Dünya

Bono'dan mektup var!

Bono, mektubunda Başbakan Erdoğan'la Dolmabahçe görüşmesinde neler olup bittiğini anlattı.

09 Eylül 2010 03:00

T24 - Mektubunda Başbakan Erdoğan'la Dolmabahçe görüşmesinde neler olup bittiğini anlattan Bona, Yiğidim Aslanım ı bütün stadyuma söyletebildiği için Zülfü Livaneli den de hayranlıkla söz etti. Bono, '..bütün stat şarkıyı satır satır söyledi...Kendi kendime U2 nun böylesine güçlü bir bağ kurabilmesi için kat etmesi gereken uzun bir yol olduğunu düşündüm...' dedi.

Bir buluşamamanın hikâyesi: Bono yazısını okuyup etkilenince tanışmak istediği Radikal yazarı Joost Lagendijk'ı Olimpiyat Stadı'ndaki konser alanında fellik fellik arattı. Bu mümkün olmayınca da bir mektup yolladı.

‘Bir rock grubunun fazla abartılan şarkıcısı olmasaydım, gazeteci olurdum. Ve eleştiren bir gazeteci olurdum’

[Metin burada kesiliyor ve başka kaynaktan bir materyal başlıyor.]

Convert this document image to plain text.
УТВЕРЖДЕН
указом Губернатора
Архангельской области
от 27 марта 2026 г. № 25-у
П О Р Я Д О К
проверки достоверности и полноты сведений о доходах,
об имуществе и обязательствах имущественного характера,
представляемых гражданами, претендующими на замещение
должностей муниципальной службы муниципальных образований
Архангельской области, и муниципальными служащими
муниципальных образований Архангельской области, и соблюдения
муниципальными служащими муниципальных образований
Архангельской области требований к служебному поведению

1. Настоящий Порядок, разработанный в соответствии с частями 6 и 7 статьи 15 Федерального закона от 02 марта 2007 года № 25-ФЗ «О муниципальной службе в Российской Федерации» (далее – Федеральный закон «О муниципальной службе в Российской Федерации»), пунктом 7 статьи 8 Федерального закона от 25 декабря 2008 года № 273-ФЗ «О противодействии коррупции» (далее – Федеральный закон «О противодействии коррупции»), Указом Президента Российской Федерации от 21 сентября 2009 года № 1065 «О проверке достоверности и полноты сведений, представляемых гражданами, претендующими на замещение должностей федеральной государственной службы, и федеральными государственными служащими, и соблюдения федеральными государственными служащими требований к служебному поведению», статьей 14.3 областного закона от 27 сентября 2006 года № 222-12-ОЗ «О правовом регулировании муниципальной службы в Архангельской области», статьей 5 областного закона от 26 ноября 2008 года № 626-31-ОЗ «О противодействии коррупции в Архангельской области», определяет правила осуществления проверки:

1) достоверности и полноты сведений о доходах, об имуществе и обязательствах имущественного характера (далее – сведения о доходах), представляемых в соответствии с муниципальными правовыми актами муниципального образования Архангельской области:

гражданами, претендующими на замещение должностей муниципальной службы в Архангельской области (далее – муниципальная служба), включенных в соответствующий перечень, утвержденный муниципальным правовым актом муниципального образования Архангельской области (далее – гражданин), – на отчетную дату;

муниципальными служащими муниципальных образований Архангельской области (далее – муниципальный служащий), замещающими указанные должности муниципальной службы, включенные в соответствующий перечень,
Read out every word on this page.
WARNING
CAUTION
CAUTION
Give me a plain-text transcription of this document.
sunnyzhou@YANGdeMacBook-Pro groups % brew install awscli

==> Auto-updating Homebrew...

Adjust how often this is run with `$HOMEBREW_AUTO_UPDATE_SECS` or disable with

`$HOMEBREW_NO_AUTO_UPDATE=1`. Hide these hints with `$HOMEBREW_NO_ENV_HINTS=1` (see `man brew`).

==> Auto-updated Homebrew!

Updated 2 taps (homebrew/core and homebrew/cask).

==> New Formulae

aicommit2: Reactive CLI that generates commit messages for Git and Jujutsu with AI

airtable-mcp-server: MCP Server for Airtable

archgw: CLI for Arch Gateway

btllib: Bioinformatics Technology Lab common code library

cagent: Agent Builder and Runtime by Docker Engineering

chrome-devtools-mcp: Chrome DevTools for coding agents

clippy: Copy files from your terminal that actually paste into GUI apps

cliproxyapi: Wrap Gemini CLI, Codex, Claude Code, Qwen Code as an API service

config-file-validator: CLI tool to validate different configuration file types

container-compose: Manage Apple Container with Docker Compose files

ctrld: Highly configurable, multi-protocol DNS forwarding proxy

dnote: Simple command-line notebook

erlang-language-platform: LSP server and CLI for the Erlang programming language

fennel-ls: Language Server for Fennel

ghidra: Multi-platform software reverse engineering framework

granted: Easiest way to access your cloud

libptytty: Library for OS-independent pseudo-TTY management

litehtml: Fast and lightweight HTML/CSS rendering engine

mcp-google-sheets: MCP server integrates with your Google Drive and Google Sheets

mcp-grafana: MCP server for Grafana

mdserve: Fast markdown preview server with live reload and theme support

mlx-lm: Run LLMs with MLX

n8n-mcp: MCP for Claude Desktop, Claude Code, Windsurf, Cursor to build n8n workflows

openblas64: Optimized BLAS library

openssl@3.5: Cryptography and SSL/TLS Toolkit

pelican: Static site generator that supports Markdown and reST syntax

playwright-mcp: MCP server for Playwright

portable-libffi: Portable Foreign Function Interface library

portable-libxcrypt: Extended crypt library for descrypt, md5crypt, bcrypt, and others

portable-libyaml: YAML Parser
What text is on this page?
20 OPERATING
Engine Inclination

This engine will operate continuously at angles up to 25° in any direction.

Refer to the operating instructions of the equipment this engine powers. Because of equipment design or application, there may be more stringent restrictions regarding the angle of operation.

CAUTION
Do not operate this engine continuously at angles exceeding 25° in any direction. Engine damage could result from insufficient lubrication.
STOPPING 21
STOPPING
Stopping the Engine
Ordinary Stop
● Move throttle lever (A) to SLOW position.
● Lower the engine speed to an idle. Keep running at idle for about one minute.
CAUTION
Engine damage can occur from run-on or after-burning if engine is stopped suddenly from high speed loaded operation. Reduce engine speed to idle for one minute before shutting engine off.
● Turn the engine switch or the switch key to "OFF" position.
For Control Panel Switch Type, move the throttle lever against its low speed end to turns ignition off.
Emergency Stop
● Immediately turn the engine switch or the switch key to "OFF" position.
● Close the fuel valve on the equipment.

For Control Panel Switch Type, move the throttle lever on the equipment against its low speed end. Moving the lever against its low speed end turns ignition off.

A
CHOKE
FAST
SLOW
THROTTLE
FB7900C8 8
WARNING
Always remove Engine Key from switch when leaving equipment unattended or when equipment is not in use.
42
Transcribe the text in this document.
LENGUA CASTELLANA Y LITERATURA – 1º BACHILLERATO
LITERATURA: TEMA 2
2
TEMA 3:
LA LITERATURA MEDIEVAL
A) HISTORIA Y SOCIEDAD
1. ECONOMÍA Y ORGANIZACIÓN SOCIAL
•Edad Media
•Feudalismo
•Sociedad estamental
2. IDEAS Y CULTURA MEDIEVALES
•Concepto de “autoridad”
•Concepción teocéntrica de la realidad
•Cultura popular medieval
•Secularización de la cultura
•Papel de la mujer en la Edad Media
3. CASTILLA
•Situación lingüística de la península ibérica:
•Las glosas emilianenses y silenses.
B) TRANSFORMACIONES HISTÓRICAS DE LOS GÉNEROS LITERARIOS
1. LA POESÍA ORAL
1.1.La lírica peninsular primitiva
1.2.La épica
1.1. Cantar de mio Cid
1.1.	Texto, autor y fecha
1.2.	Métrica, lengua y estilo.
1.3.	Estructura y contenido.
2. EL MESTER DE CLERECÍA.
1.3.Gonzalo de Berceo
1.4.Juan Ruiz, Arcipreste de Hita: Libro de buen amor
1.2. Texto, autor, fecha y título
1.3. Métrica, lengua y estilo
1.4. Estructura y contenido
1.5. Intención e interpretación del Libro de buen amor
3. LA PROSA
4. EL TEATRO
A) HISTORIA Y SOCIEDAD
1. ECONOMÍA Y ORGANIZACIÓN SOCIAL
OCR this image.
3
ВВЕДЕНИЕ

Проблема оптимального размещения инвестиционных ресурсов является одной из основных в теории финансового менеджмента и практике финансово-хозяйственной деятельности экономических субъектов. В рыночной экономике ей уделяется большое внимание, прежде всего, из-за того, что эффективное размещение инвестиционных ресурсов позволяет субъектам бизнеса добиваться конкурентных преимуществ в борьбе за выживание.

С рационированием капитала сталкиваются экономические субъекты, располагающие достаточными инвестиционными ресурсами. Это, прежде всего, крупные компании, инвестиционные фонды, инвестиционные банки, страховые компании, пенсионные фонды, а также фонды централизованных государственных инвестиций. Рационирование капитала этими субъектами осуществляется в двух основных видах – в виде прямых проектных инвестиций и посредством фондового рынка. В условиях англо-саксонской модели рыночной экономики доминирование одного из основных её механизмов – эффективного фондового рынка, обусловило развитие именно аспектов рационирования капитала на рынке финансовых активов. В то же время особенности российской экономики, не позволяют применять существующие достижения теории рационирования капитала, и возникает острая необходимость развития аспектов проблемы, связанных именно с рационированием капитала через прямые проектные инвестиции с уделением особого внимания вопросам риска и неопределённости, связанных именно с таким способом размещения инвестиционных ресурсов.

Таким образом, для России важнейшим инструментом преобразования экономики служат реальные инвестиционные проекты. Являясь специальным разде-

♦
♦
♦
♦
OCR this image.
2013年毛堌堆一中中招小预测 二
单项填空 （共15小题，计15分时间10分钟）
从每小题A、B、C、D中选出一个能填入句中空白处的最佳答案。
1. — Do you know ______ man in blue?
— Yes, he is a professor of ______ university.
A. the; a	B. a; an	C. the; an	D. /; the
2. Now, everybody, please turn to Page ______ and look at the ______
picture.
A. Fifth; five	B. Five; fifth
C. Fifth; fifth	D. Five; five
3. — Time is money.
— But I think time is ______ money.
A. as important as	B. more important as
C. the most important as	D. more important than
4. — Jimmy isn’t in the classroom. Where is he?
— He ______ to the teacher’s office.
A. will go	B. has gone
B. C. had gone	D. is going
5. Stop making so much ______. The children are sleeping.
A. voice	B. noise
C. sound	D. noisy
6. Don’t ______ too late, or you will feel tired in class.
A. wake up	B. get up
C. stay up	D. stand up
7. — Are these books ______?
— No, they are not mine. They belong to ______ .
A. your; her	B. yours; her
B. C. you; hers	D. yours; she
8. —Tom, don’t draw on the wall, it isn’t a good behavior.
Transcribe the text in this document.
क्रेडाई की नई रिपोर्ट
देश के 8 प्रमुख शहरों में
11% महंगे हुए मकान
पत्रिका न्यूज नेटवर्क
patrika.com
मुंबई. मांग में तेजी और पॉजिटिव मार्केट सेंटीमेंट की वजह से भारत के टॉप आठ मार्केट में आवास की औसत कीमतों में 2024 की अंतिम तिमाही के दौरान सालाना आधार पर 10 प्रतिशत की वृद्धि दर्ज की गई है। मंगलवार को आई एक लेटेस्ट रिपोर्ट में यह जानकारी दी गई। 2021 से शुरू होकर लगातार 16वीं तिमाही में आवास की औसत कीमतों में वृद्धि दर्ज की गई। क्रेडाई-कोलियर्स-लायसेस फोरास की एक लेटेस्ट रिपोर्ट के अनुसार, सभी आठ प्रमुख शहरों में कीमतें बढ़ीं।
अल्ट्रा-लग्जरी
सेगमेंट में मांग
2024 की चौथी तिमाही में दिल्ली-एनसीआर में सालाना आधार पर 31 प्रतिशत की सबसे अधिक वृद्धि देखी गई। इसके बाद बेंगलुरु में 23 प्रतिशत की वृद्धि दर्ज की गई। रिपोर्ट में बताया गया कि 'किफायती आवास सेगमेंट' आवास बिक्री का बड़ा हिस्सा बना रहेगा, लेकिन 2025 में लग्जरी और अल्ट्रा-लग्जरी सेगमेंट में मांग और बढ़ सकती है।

Her şey Ayşe Bulutgil’den gelen bir kısa mesajla başladı: “Bono Joost Lagendijk’la görüşmek istiyor, nasıl ulaşırım?” İstanbul Kültür ve Sanat Vakfı’nın basınla ilişkilerinden sorumlu Ayşe Bulutgil, birkaç defa aramış, sesini duyuramayınca telefonuma mesaj atmış. Bense kendimi ön grup Snow Patrol’a bırakmış, telefonu filan unutmuş vaziyetteyim. Konser gürültüsü arasında konuşuyoruz. Meğer, Ayşe haftalardır her gün Türk basınında U2 hakkında çıkan yazılardan bazılarını seçip, çevirip grubun menajerlerine iletiyormuş. Bunların içinde Bono en çok Lagendijk’ın Radikal’de çıkan yazısını beğenmiş ve hatta onunla tanışmak istemiş. Tabii konserin tüm sürprizleri gibi bu da bir son dakika kararı olduğu için hep beraber başladık Lagendijk’ın telefon numarasını aramaya.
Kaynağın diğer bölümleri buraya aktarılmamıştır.